How does KWT Global differentiate itself in the field today?

We are a dynamic, fully integrated agency working with clients across a wide range of industries. This range is purposeful, and it is the foundation of our multi-specialist approach. We know that the cultural, societal, and economic trends affecting one industry vertical never happen in a vacuum. Our teams are constantly sharing information and applying cross-category insights to keep our clients informed and inspired.

What are a few spots you love to visit in the cities where KWT Global has offices?
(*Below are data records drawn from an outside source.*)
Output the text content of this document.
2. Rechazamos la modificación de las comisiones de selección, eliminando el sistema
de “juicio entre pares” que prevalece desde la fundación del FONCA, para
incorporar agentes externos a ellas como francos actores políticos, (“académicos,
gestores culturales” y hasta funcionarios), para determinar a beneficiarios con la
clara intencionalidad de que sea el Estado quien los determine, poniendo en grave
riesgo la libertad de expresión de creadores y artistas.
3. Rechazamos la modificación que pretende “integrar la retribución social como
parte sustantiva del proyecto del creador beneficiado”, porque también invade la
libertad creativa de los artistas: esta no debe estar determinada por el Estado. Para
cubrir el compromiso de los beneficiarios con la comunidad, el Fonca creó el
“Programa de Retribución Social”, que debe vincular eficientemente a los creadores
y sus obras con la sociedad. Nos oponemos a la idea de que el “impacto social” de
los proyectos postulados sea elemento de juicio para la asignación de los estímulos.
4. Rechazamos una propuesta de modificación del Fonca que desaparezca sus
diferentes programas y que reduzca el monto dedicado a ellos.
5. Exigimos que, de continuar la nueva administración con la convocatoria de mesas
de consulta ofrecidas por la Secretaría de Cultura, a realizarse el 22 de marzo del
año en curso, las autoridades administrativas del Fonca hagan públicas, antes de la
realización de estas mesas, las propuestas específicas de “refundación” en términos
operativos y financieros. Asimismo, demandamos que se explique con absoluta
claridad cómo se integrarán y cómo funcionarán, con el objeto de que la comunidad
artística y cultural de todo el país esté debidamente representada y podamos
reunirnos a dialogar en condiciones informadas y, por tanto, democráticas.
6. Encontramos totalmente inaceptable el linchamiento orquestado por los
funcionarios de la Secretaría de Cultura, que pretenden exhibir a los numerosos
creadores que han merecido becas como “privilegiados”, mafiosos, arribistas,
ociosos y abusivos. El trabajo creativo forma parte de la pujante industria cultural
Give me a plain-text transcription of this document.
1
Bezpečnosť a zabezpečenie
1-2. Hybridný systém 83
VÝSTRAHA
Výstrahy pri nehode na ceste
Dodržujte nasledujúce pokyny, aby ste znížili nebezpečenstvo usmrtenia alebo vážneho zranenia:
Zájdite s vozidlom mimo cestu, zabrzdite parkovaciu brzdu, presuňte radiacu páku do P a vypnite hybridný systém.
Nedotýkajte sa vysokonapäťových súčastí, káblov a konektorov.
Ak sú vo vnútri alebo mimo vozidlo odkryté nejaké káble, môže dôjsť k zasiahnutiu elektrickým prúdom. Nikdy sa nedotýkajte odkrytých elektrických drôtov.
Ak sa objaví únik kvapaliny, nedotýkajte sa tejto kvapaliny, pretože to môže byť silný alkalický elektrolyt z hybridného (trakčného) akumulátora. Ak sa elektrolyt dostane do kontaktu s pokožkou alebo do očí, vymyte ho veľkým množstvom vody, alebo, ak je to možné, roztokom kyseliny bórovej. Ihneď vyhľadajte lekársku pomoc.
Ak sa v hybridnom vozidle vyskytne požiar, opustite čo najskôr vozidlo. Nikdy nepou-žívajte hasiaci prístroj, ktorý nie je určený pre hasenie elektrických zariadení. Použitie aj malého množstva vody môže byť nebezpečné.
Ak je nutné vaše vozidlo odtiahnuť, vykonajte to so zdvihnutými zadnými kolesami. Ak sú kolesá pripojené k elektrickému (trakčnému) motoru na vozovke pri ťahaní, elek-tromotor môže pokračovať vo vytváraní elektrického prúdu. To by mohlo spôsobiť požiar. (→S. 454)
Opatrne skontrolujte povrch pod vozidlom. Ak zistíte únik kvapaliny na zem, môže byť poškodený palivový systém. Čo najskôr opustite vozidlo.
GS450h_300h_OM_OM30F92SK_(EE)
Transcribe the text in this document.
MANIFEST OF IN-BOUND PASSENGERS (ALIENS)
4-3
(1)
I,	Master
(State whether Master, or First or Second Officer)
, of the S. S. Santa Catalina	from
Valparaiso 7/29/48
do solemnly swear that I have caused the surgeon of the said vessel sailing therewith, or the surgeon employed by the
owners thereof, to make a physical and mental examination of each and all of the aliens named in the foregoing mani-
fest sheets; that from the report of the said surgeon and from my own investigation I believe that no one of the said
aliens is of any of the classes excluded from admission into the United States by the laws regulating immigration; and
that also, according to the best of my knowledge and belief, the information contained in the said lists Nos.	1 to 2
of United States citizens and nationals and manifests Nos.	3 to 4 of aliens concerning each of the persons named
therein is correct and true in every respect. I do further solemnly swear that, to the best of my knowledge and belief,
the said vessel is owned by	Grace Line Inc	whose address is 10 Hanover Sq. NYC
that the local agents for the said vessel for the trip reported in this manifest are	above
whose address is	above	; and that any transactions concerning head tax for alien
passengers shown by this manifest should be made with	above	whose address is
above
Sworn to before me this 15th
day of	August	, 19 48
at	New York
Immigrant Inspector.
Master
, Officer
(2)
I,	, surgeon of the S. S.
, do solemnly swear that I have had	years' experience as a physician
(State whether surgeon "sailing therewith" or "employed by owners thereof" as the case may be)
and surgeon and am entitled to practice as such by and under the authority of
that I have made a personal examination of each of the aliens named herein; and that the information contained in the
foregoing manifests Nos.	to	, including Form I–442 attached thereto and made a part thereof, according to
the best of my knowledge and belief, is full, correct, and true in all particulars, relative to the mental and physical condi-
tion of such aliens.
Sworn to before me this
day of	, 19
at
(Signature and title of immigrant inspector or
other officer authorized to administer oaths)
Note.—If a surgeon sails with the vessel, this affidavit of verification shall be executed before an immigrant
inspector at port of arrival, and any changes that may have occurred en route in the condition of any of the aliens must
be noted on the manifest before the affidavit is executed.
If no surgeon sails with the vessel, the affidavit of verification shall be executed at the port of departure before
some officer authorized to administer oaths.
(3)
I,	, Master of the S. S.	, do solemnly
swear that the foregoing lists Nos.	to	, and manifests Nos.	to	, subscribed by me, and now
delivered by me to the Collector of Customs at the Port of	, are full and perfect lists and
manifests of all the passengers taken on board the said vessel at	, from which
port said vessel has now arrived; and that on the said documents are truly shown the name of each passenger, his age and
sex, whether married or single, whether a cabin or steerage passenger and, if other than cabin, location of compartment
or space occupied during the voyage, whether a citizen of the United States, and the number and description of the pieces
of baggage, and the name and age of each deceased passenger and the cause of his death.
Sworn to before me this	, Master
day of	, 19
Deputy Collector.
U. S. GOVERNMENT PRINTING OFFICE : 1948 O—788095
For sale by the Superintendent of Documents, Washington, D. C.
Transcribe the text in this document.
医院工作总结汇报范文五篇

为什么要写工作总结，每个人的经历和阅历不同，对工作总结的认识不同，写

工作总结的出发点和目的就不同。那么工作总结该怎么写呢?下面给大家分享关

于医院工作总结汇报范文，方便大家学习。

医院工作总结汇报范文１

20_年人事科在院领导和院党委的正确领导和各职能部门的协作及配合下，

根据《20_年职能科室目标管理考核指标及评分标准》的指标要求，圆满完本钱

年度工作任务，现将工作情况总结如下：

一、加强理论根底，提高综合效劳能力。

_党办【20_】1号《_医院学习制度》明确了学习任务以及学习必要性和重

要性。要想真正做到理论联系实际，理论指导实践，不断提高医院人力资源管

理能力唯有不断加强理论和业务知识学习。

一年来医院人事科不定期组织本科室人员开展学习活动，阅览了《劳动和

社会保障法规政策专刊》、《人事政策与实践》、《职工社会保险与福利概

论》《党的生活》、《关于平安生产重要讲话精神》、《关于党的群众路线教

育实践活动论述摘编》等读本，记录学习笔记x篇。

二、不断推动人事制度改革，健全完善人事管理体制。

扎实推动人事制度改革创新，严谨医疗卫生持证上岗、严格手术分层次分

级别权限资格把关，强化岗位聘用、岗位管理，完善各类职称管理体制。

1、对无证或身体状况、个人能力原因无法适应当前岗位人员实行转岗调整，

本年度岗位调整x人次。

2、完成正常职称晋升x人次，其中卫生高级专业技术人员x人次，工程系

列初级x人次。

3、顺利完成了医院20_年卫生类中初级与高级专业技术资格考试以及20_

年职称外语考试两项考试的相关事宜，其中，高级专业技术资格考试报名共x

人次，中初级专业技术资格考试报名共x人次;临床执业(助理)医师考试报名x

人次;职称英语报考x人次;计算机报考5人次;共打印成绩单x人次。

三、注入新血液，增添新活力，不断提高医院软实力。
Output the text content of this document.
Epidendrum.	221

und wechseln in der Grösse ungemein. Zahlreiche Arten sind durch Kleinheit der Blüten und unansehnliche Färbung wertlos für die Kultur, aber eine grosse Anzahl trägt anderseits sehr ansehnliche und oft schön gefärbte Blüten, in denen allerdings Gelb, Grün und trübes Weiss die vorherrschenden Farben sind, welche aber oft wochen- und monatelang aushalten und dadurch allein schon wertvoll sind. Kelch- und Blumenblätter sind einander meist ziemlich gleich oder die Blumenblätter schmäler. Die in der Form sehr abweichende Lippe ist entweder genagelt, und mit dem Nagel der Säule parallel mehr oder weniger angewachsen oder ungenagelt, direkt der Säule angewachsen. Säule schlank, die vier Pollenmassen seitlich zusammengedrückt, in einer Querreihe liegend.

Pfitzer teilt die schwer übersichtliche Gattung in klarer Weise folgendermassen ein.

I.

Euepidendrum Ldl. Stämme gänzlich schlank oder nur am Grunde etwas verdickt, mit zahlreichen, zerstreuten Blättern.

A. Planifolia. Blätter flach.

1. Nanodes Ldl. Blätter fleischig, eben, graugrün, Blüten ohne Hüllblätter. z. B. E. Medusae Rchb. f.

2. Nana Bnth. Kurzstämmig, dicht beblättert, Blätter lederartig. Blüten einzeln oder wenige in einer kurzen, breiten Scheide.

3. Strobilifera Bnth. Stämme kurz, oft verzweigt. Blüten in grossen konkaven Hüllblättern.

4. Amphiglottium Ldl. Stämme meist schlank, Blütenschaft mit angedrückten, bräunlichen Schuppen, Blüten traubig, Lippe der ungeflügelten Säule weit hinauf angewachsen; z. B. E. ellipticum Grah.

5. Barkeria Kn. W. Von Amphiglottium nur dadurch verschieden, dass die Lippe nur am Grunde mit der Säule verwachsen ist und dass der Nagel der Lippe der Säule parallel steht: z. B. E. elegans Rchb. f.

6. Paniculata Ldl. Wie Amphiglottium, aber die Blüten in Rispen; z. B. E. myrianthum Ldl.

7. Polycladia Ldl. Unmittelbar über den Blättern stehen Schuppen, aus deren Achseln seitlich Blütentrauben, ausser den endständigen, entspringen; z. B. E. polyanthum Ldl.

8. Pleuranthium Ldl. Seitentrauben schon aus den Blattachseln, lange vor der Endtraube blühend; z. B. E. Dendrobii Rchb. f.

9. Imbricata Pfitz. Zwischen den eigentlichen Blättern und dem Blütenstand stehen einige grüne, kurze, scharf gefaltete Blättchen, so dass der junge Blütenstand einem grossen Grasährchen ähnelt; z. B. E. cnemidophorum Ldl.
In New York, it’s all about the food and drinks! My first love in NYC (besides my husband of course) was Nobu – their grapefruit elderflower martini is life-altering.

London during the holidays is a dream – walking along the south bank of the Thames, shopping at the outdoor Christmas markets and hopping into a neighborhood pub.

When I’m in LA, the weather plays a key role! Vegan Mexican restaurant Gracias Madre has an incredible outdoor patio, and Craig’s is right across the street for dinner or drinks with the team.

If you find yourself in Chicago, head over to Girl & the Goat or Duck Duck Goat, led by Stephanie Izard, an amazing female chef local to the city.

What are some current or upcoming projects you’re excited about?

We are excited to continue leaning into some of our more nascent capabilities and have plans to significantly grow our ESG specialty as well as entertainment marketing. Our mission of bringing clients’ brand purpose to life will continue to drive all of our growth and expansion efforts. That said, we will always stay true to our multi-specialist positioning, which allows us to tailor highly integrated teams to our clients to develop meaningful, impactful and award-winning work.